“Pada 30 tahun yang lalu, tepatnya tanggal 5 Agustus 1995, di Johannesburg, Afrika Selatan diadakan pertemuan Tzu Ching. Pada hari itulah saya bergabung dengan Tzu Ching. Di Afrika Selatan, saya mengikuti para paman dan bibi Tzu Chi membagikan bantuan di kawasan kumuh dan melihat secara langsung orang yang tinggal di TPA. Saya menyadari berkah setelah melihat penderitaan dan menanam sebutir benih Bodhi di dalam hati,” kata Jian Yu-xian, Alumnus Tzu Ching.
“Tahun 1996, saya pertama kali kembali ke kampung halaman batin dan berbagi di hadapan Master dalam pertemuan pagi relawan. Saat itu, Master berpesan pada saya untuk mengasihi diri sendiri dan orang lain. Hingga kini, saya selalu mengingatnya. Saat menyelaraskan autobiografi Bibi Pan Liao Ye, saya melihat satu kalimat yang sangat sesuai dengan pemikiran saya. Kalimat itu berbunyi, ‘Dengan akar keyakinan mendalam, barulah kita bisa menjadi murid Master dari kehidupan ke kehidupan’,” lanjut Jian Yu-xian.
“Agar memiliki akar keyakinan yang mendalam, saya mengikuti ceramah Master secara daring setiap hari. Bersama alumni Tzu Ching lainnya, saya mengadakan kegiatan bedah buku. Kegiatan bedah buku ini telah berlangsung lima tahun. Setiap minggu, kami mempelajari Sutra Teratai secara daring,” pungkas Jian Yu-xian.
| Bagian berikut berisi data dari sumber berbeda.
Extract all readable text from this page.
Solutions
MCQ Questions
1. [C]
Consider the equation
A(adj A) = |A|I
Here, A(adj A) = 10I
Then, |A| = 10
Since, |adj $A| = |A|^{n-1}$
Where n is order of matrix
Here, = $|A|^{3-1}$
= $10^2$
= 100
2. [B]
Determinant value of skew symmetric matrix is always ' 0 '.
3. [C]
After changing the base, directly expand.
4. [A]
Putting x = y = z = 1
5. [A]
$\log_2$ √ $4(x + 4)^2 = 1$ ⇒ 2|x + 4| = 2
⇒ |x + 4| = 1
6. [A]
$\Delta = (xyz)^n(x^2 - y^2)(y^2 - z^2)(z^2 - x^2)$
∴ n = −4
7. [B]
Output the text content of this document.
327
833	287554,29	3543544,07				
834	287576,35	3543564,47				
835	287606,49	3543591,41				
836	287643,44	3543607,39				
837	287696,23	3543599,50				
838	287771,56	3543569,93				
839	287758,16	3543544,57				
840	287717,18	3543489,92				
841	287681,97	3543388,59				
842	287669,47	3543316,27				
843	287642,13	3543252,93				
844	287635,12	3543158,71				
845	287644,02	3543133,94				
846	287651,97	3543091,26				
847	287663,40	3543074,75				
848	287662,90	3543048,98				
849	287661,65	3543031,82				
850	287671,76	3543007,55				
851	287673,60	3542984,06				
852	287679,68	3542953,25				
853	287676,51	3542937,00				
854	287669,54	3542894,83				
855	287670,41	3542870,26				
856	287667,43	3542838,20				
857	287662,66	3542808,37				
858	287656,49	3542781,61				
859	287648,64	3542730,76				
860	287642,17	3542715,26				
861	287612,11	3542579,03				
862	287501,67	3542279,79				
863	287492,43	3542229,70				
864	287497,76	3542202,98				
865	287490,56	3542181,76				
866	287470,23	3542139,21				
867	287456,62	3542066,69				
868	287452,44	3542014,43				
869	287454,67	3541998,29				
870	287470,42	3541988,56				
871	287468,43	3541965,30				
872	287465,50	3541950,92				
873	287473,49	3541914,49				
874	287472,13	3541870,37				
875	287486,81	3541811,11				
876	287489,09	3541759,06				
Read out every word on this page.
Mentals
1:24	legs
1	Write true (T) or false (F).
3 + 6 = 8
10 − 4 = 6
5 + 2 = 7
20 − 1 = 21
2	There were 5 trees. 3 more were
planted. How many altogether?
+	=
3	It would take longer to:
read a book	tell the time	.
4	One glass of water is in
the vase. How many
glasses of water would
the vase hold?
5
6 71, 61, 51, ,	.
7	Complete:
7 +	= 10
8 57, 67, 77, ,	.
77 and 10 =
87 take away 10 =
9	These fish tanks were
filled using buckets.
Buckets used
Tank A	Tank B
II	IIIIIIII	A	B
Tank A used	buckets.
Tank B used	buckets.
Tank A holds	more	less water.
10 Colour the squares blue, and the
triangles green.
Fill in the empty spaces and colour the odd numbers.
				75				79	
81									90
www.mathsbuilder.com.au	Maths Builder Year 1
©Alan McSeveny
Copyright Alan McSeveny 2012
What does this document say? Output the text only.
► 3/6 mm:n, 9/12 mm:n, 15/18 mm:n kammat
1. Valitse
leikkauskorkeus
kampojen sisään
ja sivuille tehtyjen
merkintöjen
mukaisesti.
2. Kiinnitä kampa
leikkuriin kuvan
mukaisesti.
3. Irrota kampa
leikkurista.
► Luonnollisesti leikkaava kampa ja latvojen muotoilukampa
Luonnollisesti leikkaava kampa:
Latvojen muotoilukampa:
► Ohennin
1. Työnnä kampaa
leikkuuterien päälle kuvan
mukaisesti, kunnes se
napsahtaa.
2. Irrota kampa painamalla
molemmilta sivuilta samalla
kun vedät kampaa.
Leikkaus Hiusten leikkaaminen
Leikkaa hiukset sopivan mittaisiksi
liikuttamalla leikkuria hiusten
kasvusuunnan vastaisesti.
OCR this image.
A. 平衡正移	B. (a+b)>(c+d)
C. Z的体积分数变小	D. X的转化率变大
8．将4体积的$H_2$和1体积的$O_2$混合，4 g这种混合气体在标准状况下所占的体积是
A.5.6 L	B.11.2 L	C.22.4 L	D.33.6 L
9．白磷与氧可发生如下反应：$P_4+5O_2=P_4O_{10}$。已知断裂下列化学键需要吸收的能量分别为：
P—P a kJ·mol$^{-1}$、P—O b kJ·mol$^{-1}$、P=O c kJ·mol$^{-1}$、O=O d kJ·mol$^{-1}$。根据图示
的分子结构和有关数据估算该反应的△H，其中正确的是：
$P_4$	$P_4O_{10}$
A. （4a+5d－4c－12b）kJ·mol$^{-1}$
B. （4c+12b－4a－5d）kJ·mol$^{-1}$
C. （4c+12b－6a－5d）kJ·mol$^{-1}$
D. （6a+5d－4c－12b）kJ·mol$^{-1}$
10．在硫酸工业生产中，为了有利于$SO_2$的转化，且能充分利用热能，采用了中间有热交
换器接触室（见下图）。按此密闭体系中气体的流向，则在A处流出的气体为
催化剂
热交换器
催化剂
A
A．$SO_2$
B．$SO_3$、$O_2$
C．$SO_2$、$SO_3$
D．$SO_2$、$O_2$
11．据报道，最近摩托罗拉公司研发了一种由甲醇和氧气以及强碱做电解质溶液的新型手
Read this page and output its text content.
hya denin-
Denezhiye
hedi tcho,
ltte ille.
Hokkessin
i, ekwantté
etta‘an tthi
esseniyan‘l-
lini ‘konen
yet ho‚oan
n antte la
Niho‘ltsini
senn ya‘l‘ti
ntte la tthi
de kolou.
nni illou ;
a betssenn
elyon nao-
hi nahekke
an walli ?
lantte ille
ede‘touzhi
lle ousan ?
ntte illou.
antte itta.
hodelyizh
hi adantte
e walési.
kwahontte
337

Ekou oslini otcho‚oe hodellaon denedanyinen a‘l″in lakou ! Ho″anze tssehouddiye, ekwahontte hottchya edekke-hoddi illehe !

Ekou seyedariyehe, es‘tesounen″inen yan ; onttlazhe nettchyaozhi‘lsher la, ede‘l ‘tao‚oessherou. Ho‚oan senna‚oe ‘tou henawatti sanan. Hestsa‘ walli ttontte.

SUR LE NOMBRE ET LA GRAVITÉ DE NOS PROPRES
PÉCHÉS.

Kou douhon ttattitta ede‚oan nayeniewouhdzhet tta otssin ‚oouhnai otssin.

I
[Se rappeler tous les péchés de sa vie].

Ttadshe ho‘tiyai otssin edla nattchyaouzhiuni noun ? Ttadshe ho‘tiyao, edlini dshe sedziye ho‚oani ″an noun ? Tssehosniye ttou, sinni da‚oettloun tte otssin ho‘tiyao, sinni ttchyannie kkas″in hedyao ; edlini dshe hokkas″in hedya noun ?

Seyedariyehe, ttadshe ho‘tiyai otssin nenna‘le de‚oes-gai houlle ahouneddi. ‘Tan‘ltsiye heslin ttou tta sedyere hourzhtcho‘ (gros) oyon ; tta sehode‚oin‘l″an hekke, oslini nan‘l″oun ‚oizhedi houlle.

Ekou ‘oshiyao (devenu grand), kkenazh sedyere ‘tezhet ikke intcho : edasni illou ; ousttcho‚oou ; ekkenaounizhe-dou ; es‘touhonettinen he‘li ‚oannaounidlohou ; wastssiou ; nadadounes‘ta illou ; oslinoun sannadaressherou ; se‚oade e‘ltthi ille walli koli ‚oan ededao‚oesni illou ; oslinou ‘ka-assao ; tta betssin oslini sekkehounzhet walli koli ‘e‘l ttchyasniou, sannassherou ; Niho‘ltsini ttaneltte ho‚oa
Saudara sekalian, Asosiasi Tzu Ching telah dibentuk lebih dari 30 tahun. Saya juga melihat seiring waktu, ada sebagian orang yang telah berusia paruh baya, bahkan memasuki usia lanjut. Kita harus memiliki persiapan mental dan sangat waspada agar hati dan pikiran kita tidak tersesat ataupun pikun.
Kita harus senantiasa meneguhkan tekad kita, kembali pada Puncak Burung Nasar di dalam hati kita, dan menciptakan berkah bagi dunia dengan kebijaksanaan. Jika bisa senantiasa meneguhkan tekad, tidak akan muncul delusi dan pikiran bercabang. Dengan demikian, arah hidup kita akan lurus setiap hari.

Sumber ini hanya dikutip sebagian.